Unnecessary operations expose a woman to risks, however small, that in my opinion are not justifiable. If pain is the issue, women can opt for an epidural, as 95% of those delivering vaginally in the US do.
Tarek S. Arab
I wanted a natural birth, but my baby was delivered by emergency caesarean after a four-day labour. When the doctor was finally called, he felt he should have been summoned far earlier. My child's heartbeat dropped suddenly. When my baby was finally wrenched from his position wedged in my pelvis, he needed to be resuscitated. The staff, looking at the clock above my head, sounded increasingly desperate as they urged: 'Wake up, baby'.
My son is now eight months and in rude health. Perhaps 100 years ago, we would have both been dead. Yet I feel angry that the pendulum seems to have swung so far in favour of non-medicalised births that senior medical advice is only sought as a last resort. In our case, it was nearly too late.
'Jenny'
Jo Revill's claim that healthy women were being denied caesareans for 'political reasons' is absolutely not the case. The Department of Health is committed to these only where there is a clinical need.
The inference that pre-planned, well timed, so-called 'elective' caesareans are entirely risk free and without possible long-term complications is extremely misleading. Although such risks are minimal, they are clearly shown by independent evidence.
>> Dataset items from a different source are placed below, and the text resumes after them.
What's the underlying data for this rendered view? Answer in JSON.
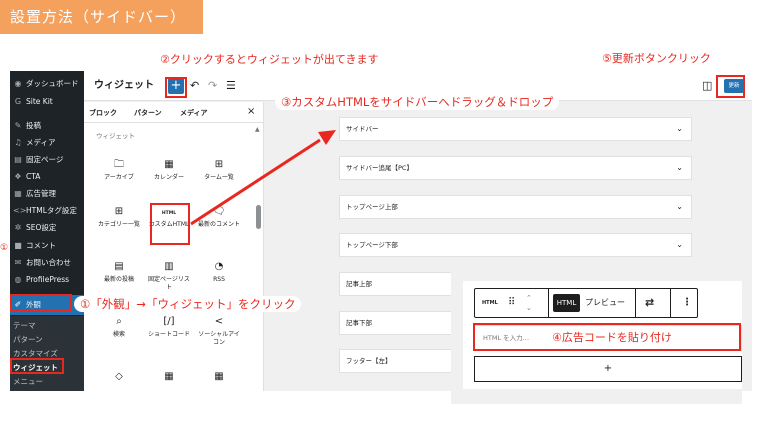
{
  "banner": {
    "title": "設置方法（サイドバー）"
  },
  "colors": {
    "accent": "#2271b1",
    "annotation": "#e8281f",
    "banner": "#f5a15e",
    "admin_bg": "#1d2327"
  },
  "admin_menu": {
    "items": [
      {
        "icon": "dashboard-icon",
        "glyph": "◉",
        "label": "ダッシュボード"
      },
      {
        "icon": "sitekit-icon",
        "glyph": "G",
        "label": "Site Kit"
      },
      {
        "icon": "posts-icon",
        "glyph": "✎",
        "label": "投稿"
      },
      {
        "icon": "media-icon",
        "glyph": "♫",
        "label": "メディア"
      },
      {
        "icon": "pages-icon",
        "glyph": "▤",
        "label": "固定ページ"
      },
      {
        "icon": "cta-icon",
        "glyph": "❖",
        "label": "CTA"
      },
      {
        "icon": "ads-icon",
        "glyph": "▦",
        "label": "広告管理"
      },
      {
        "icon": "code-icon",
        "glyph": "<>",
        "label": "HTMLタグ設定"
      },
      {
        "icon": "seo-icon",
        "glyph": "✲",
        "label": "SEO設定"
      },
      {
        "icon": "comments-icon",
        "glyph": "■",
        "label": "コメント"
      },
      {
        "icon": "mail-icon",
        "glyph": "✉",
        "label": "お問い合わせ"
      },
      {
        "icon": "profilepress-icon",
        "glyph": "◍",
        "label": "ProfilePress"
      },
      {
        "icon": "appearance-icon",
        "glyph": "✐",
        "label": "外観"
      }
    ],
    "submenu": [
      "テーマ",
      "パターン",
      "カスタマイズ",
      "ウィジェット",
      "メニュー"
    ]
  },
  "editor": {
    "title": "ウィジェット",
    "add_label": "+",
    "undo": "↶",
    "redo": "↷",
    "list_view": "☰",
    "sidebar_toggle": "◫",
    "update_label": "更新"
  },
  "inserter": {
    "tabs": [
      "ブロック",
      "パターン",
      "メディア"
    ],
    "close": "×",
    "category": "ウィジェット",
    "blocks": [
      {
        "icon": "archive-icon",
        "glyph": "🗀",
        "label": "アーカイブ"
      },
      {
        "icon": "calendar-icon",
        "glyph": "▦",
        "label": "カレンダー"
      },
      {
        "icon": "tag-cloud-icon",
        "glyph": "⊞",
        "label": "ターム一覧"
      },
      {
        "icon": "categories-icon",
        "glyph": "⊞",
        "label": "カテゴリー一覧"
      },
      {
        "icon": "custom-html-icon",
        "glyph": "HTML",
        "label": "カスタムHTML"
      },
      {
        "icon": "latest-comments-icon",
        "glyph": "🗨",
        "label": "最新のコメント"
      },
      {
        "icon": "latest-posts-icon",
        "glyph": "▤",
        "label": "最新の投稿"
      },
      {
        "icon": "page-list-icon",
        "glyph": "▥",
        "label": "固定ページリスト"
      },
      {
        "icon": "rss-icon",
        "glyph": "◔",
        "label": "RSS"
      },
      {
        "icon": "search-icon",
        "glyph": "⌕",
        "label": "検索"
      },
      {
        "icon": "shortcode-icon",
        "glyph": "[/]",
        "label": "ショートコード"
      },
      {
        "icon": "social-icon",
        "glyph": "<",
        "label": "ソーシャルアイコン"
      },
      {
        "icon": "tag-icon",
        "glyph": "◇",
        "label": ""
      },
      {
        "icon": "calendar-small-icon",
        "glyph": "▦",
        "label": ""
      },
      {
        "icon": "calendar-small-icon",
        "glyph": "▦",
        "label": ""
      }
    ]
  },
  "widget_areas": [
    "サイドバー",
    "サイドバー追尾【PC】",
    "トップページ上部",
    "トップページ下部",
    "記事上部",
    "記事下部",
    "フッター【左】"
  ],
  "zoom": {
    "html_label": "HTML",
    "drag": "⠿",
    "up": "⌃",
    "down": "⌄",
    "html_btn": "HTML",
    "preview": "プレビュー",
    "transform": "⇄",
    "more": "⋮",
    "input_placeholder": "HTML を入力…",
    "add": "+"
  },
  "annotations": {
    "step1": "①「外観」→「ウィジェット」をクリック",
    "step2": "②クリックするとウィジェットが出てきます",
    "step3": "③カスタムHTMLをサイドバーへドラッグ＆ドロップ",
    "step4": "④広告コードを貼り付け",
    "step5": "⑤更新ボタンクリック",
    "edge_mark": "①"
  }
}
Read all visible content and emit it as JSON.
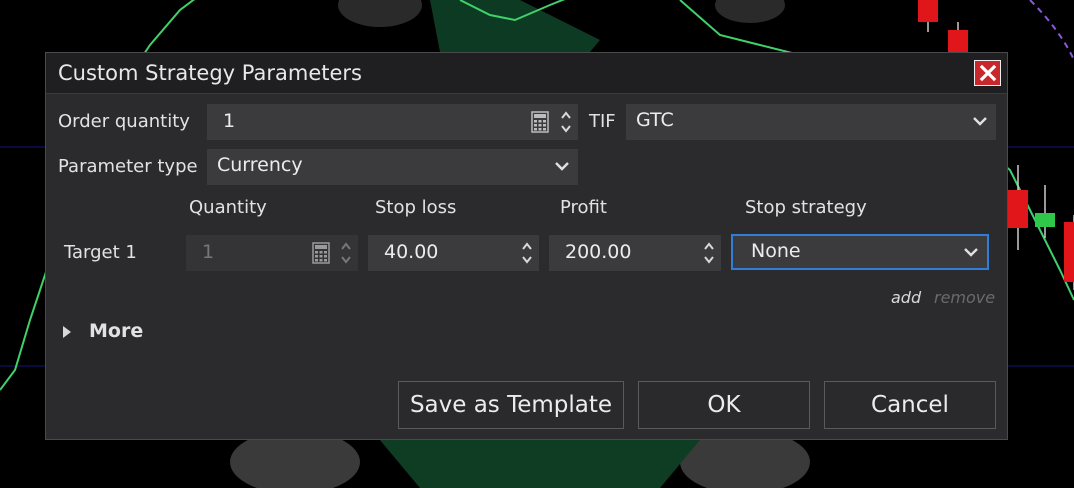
{
  "dialog": {
    "title": "Custom Strategy Parameters",
    "close_icon": "close-icon"
  },
  "order_quantity": {
    "label": "Order quantity",
    "value": "1"
  },
  "tif": {
    "label": "TIF",
    "value": "GTC"
  },
  "parameter_type": {
    "label": "Parameter type",
    "value": "Currency"
  },
  "columns": {
    "quantity": "Quantity",
    "stop_loss": "Stop loss",
    "profit": "Profit",
    "stop_strategy": "Stop strategy"
  },
  "target": {
    "label": "Target 1",
    "quantity": "1",
    "stop_loss": "40.00",
    "profit": "200.00",
    "stop_strategy": "None"
  },
  "links": {
    "add": "add",
    "remove": "remove"
  },
  "more": {
    "label": "More"
  },
  "buttons": {
    "save_template": "Save as Template",
    "ok": "OK",
    "cancel": "Cancel"
  },
  "colors": {
    "accent_focus": "#2f7fd8",
    "close_red": "#c8282b",
    "candle_red": "#e0161b",
    "candle_green": "#2fc84a",
    "chart_line": "#3fd16a"
  }
}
Dr Gwyneth Lewis, National Clinical Lead for Maternity Services
Liam Byrne, Minister for Social Care
London SW1
I worked in the legal section of a health trust and found that compensation is paid to many women after 'natural' childbirth. It goes to those whose babies are born with brain damage because of a badly managed labour and lack of oxygen; or because the baby swallowed meconium [mucoid material] or was damaged by forceps; and to those who became incontinent; and those who were given more than one episiotomy [an incision made to widen the vaginal opening] because of midwives' changing shift.
Don't forget to factor in the cost of all this when claiming that 'natural' deliveries are cheaper. Caesareans should not be forced on people, but they should be available to those who want one.